By Josh Martin, Sports Editor
By the time this paper is published, there will have been dozens of signings due to the July 1 free-agent market frenzy (you can keep up to date with these signings and how they are swaying the public’s response by checking the latest NHL odds over at Betfair). However, with that said, and with respect to the players, here’s a look at some major headline deals this past week that simply cannot be unnoticed.
Last Friday, goaltender Cory Schneider officially signed a three-year contract with the Vancouver Canucks worth $12 million. This signing finally ends speculation of the goaltender controversy that was taking over the city of Vancouver, and means that Roberto Luongo will be on his way out. The former captain and saviour of the Canucks, who arguably turned the team around post-Naslund and Crawford days, has been rumoured to be leaning towards a trade with former team—and home town—the Florida Panthers, according to TSN. GM Mike Gillis, however, has said that he is in no hurry to make a trade and will wait until the best possible offer comes up, which could possibly be as late as August.
The Pens locked up superstar—and the face of the NHL—Sidney Crosby with a 12-year $104.4-million contract which will pay him $8.7 annually, the same amount of money that he was making on his last five-year contract.
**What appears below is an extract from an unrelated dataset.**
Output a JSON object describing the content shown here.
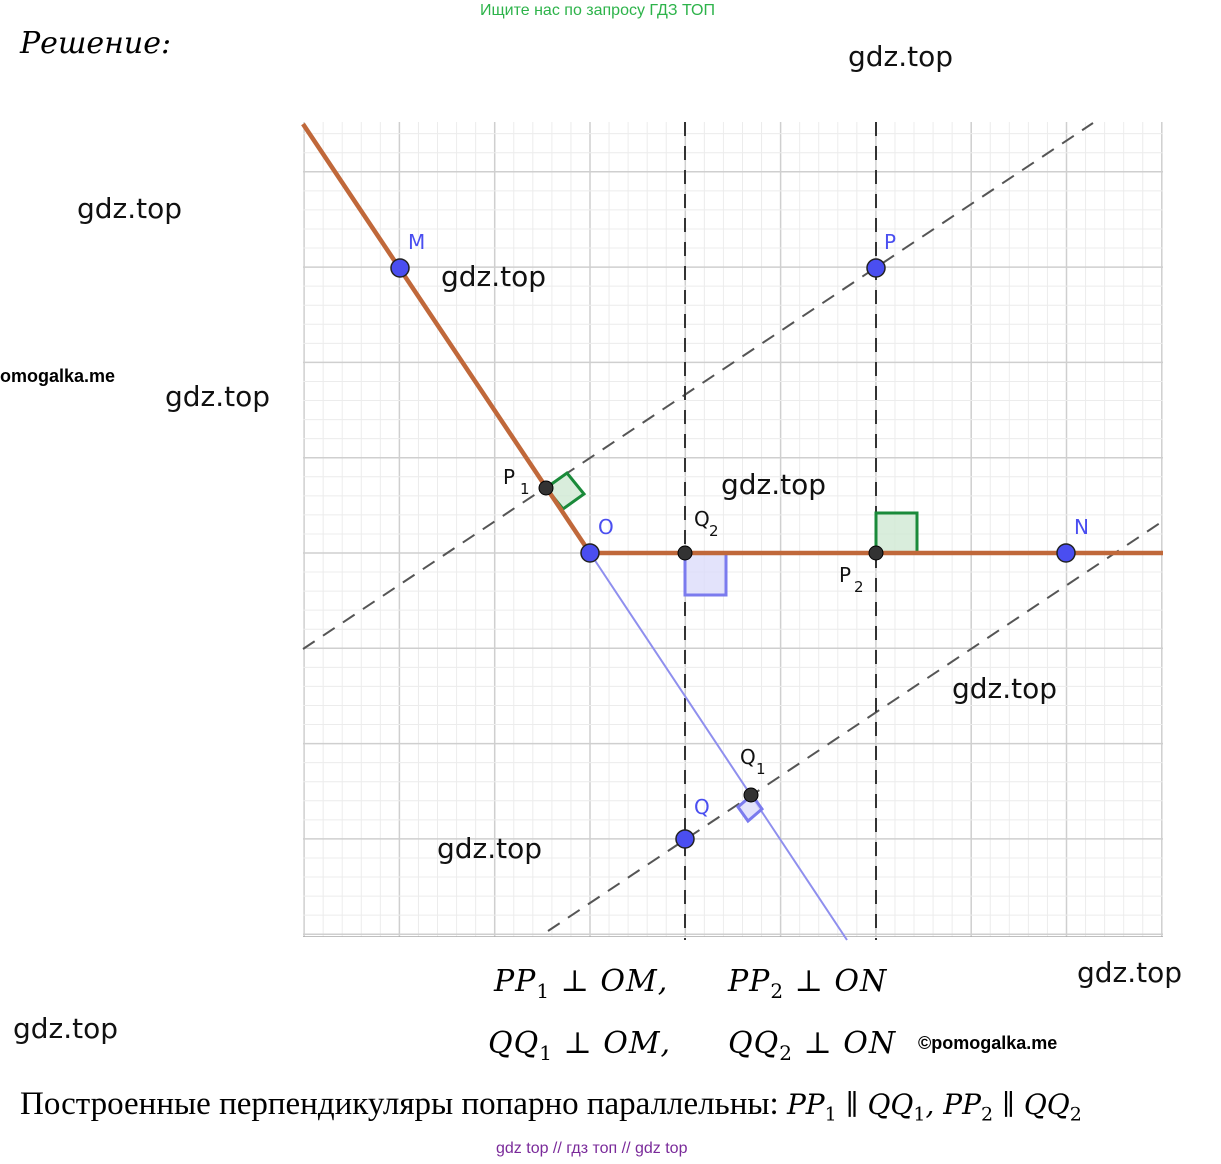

Crosby is the only player in the NHL to wear the number 87, he was also born on 8/7 in 1987. He is the second-highest-paid player in the NHL along with teammate Evgeni Malkin, only behind Caps star Alex Ovechkin (who makes an average of $9.53 million a year). It is pretty safe to say that he will be a Penguin for the rest of his career. Crosby has 223 goals and 609 points in 434 career NHL games.
Another big signing was with goaltender of the year, Jonathan Quick, who signed a 10-year contract with the LA Kings worth a reported $58 million. The 26-year-old took home the Conn Smythe Trophy, the Stanley Cup, and was a finalist for the Vezina Trophy after putting up spectacular numbers in the regular season with a .929 save percentage, a 1.95 goals against average, and 10 shutouts in 72 games.
On a side note, the league and NHL Players’ Association announced the cap would increase from $64.3 million to $70.2 million and the lower limit which teams must spend will also rise from $48.3 million to $54.2 million. This will all take place after a new collective bargaining agreement is signed. The current CBA expires on September 15.